Una vez más, Estados Unidos objetó. Amenazó con suspender su préstamo de guerra si la delegación británica, encabezada por Keynes, persistía en su propuesta, y se vio obligado a dar marcha atrás y aceptar la formación de los organismos que más tarde se convirtieron en el Banco Mundial y el FMI.
En una carta al Times poco después, Keynes admitió que las políticas comerciales que los nuevos organismos permitirían podrían resultar “muy tontas” y “tan destructivas para el comercio internacional que, si se adoptaran, Bretton Woods habría sido más bien un desperdicio”. de tiempo."
En otras palabras, el problema no son las decisiones que toman organismos como la OMC, el Banco Mundial y el FMI. El problema es que están constitucionalmente destinados al fracaso. La OMC sólo puede establecer estándares máximos para el comercio global, en lugar de estándares mínimos que podrían restringir a las grandes corporaciones. El Banco y el FMI, enteramente controlados por las naciones acreedoras, existen para vigilar la deuda del mundo pobre en su nombre.
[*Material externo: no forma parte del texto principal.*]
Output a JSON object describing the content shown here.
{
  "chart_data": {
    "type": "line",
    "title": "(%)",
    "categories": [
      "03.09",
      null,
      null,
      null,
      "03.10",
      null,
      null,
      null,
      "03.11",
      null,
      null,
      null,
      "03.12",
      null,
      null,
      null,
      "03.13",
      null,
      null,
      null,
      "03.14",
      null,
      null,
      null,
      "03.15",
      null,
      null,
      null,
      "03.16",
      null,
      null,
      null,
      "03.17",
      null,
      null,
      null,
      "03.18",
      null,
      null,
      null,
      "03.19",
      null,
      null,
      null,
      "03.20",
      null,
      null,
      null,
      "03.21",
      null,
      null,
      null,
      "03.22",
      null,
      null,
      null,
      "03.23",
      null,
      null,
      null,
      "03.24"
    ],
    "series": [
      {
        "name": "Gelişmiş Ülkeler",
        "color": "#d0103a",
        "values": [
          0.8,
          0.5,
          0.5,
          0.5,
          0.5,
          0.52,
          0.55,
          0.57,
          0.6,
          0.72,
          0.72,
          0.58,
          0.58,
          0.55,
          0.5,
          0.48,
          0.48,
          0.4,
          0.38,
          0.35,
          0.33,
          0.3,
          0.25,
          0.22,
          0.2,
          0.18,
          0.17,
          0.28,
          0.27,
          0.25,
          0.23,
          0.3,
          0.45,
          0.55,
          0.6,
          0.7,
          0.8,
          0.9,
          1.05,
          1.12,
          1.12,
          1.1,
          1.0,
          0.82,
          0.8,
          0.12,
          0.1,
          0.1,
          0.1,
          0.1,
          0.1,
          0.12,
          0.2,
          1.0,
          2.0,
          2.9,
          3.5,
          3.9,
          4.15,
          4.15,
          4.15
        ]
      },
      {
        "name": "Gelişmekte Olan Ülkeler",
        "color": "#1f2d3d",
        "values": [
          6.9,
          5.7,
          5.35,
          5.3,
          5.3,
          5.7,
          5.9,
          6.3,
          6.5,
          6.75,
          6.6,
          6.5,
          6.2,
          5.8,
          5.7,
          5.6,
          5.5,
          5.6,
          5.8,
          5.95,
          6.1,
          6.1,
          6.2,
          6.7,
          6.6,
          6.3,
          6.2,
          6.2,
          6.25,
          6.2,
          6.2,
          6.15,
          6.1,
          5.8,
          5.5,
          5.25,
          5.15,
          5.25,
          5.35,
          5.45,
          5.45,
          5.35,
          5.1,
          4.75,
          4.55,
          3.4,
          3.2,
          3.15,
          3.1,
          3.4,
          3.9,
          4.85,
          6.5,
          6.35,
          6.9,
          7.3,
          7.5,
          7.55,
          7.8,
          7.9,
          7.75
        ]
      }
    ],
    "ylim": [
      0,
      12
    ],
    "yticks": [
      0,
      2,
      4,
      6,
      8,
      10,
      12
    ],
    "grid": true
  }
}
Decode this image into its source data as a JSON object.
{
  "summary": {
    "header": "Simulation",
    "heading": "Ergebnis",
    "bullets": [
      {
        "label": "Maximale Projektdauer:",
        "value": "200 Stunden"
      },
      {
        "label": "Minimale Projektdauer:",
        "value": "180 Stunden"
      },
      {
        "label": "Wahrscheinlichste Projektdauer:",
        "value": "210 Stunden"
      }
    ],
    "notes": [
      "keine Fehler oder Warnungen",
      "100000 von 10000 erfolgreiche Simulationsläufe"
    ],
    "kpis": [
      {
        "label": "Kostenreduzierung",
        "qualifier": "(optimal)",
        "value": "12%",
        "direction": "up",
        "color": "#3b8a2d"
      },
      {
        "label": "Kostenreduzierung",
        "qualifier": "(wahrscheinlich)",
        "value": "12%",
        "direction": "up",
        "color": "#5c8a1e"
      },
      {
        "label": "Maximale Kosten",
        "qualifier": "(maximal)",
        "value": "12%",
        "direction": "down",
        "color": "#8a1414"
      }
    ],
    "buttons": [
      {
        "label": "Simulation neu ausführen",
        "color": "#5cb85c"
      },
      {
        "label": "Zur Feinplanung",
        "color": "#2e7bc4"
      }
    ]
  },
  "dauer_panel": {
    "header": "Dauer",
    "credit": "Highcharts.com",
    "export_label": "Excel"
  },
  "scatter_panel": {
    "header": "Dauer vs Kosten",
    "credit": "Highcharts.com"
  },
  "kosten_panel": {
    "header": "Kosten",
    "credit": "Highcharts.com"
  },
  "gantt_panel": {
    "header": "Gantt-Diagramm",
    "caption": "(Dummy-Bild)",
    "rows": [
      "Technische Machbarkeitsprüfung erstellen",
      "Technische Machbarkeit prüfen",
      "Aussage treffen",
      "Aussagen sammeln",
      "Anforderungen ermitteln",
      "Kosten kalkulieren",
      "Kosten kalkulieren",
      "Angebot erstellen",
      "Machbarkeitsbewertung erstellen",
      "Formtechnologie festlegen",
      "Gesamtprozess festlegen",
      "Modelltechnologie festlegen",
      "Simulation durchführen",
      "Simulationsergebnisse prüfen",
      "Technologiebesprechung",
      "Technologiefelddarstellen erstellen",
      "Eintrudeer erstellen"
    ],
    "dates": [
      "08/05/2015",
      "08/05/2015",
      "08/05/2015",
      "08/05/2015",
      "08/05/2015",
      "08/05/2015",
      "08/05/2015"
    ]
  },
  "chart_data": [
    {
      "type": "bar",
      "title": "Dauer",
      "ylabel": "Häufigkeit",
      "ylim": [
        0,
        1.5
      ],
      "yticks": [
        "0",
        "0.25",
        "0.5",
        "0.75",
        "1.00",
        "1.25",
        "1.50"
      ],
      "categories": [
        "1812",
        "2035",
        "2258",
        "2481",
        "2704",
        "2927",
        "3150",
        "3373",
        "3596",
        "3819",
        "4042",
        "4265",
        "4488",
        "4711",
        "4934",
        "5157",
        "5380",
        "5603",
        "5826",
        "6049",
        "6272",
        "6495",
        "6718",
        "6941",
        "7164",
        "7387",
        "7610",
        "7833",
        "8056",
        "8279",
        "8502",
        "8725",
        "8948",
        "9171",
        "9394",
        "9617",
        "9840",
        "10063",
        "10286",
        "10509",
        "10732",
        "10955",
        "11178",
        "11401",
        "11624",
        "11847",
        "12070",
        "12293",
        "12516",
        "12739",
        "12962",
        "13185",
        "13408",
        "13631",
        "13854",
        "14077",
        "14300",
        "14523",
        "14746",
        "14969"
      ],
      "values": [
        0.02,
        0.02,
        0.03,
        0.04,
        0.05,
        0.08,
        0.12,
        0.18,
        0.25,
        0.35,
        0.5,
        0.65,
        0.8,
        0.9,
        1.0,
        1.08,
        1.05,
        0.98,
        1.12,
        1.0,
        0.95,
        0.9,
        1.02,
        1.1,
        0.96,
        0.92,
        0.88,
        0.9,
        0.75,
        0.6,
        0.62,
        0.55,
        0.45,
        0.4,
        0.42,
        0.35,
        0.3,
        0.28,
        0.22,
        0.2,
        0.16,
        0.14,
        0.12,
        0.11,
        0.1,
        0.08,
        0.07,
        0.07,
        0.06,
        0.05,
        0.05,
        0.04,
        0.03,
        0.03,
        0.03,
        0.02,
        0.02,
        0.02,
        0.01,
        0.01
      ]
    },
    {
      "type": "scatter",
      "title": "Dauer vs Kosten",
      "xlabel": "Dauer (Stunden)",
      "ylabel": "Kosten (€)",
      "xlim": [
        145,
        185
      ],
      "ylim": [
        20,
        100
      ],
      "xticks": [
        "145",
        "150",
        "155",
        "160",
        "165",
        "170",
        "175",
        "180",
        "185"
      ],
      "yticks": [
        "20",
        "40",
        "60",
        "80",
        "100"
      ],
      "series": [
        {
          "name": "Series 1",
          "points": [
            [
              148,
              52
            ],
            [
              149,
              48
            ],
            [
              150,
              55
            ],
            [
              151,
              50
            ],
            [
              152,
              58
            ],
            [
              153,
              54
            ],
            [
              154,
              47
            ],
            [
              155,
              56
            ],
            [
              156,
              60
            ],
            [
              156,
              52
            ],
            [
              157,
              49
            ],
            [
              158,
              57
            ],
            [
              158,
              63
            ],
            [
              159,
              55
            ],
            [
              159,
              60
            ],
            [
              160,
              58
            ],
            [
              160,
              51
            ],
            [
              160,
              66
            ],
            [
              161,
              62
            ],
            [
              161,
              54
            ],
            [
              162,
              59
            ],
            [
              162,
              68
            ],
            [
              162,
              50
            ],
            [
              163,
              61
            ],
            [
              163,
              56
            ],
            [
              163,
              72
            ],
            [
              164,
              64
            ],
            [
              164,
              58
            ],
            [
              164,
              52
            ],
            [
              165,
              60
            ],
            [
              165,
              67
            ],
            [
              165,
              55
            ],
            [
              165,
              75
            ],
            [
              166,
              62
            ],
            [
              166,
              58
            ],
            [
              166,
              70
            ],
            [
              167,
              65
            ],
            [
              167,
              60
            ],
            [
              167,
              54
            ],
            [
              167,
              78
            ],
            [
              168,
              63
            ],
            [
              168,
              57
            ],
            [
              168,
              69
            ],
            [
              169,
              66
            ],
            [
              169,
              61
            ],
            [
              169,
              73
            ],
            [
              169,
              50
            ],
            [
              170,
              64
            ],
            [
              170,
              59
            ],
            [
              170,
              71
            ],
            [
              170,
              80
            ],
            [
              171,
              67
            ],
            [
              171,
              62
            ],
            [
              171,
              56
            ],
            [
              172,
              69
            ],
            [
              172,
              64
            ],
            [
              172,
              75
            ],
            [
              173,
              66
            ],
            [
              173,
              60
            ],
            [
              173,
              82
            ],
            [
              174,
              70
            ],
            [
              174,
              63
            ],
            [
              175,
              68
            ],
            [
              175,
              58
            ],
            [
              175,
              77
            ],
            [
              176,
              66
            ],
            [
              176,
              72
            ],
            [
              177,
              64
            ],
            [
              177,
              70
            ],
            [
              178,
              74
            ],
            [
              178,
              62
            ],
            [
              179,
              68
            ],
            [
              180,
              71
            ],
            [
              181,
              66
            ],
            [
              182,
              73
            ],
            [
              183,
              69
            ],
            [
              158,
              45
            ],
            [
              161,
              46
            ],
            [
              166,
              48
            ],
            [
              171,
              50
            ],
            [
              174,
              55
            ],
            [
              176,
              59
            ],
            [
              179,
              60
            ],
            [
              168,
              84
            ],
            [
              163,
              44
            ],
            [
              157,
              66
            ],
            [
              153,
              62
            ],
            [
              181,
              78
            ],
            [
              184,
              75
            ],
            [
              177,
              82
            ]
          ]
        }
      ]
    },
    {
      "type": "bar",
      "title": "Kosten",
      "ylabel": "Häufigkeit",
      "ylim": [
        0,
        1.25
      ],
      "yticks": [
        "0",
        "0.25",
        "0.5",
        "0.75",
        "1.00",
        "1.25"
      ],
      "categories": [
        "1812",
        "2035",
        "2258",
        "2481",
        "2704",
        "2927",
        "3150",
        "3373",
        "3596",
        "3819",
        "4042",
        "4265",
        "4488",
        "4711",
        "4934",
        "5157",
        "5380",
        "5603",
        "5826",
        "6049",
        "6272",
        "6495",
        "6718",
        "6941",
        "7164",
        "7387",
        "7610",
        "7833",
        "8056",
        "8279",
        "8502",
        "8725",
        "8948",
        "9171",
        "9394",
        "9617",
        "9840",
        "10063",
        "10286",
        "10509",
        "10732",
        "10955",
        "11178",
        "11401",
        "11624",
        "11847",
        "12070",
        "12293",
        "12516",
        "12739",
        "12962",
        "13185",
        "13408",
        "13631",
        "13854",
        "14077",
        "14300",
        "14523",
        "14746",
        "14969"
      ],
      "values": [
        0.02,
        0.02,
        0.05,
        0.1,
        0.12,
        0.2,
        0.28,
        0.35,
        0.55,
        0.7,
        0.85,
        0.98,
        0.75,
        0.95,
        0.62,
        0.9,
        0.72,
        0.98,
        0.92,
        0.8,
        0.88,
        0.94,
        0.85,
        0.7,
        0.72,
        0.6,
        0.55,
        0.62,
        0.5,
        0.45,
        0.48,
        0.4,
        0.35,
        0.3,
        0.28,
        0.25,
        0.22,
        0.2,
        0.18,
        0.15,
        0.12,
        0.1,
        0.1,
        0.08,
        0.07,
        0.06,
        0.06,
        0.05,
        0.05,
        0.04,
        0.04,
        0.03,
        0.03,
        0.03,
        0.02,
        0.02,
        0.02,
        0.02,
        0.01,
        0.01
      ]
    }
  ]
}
Sin embargo, en lugar de reconocer estos defectos inherentes, sus partidarios optan por reprochar a los ciegos que les saquen los ojos. La semana pasada, por ejemplo, la revista de Internet Open Democracy publicó entrevistas con Peter Sutherland, ex director de la OMC, y Maria Cattaui, directora de la Cámara de Comercio Internacional.
Sutherland afirmó que es “indiscutible que el verdadero problema de las economías que han fracasado” son “sus propios gobiernos internos”. Cattaui insistió en que “la culpa es sobre todo de los países afectados”. Pero, como advirtieron varios economistas prominentes en 1944, incluso si las naciones endeudadas del mundo pobre estuvieran gobernadas por ángeles, las instituciones comerciales y financieras lanzadas en Bretton Woods arruinarían sus economías.
No puede haber señal más clara de fracaso que el llamado que hizo Gordon Brown la semana pasada para duplicar la ayuda del mundo rico a los pobres. Podríamos cuestionar la conveniencia de inyectar ayuda a un país por un lado y extraer el pago de la deuda por el otro, pero en las circunstancias actuales el nuevo dinero es claramente necesario.
Pero si los hombres que habían planeado la conferencia de Bretton Woods hubieran sabido que en 2001 estaríamos discutiendo sobre cuánta ayuda deberíamos dar a las naciones pobres, habrían hecho las maletas y se habrían ido a casa. El propósito declarado de su reunión era hacer redundante la generosidad.
No tiene sentido modificar este sistema. Destruirá las vidas de los pobres hasta que él mismo sea destruido y reemplazado por instituciones benignas del tipo que Keynes imaginó. El domingo quizás hayamos comenzado a encontrar la fuerza para hacerlo.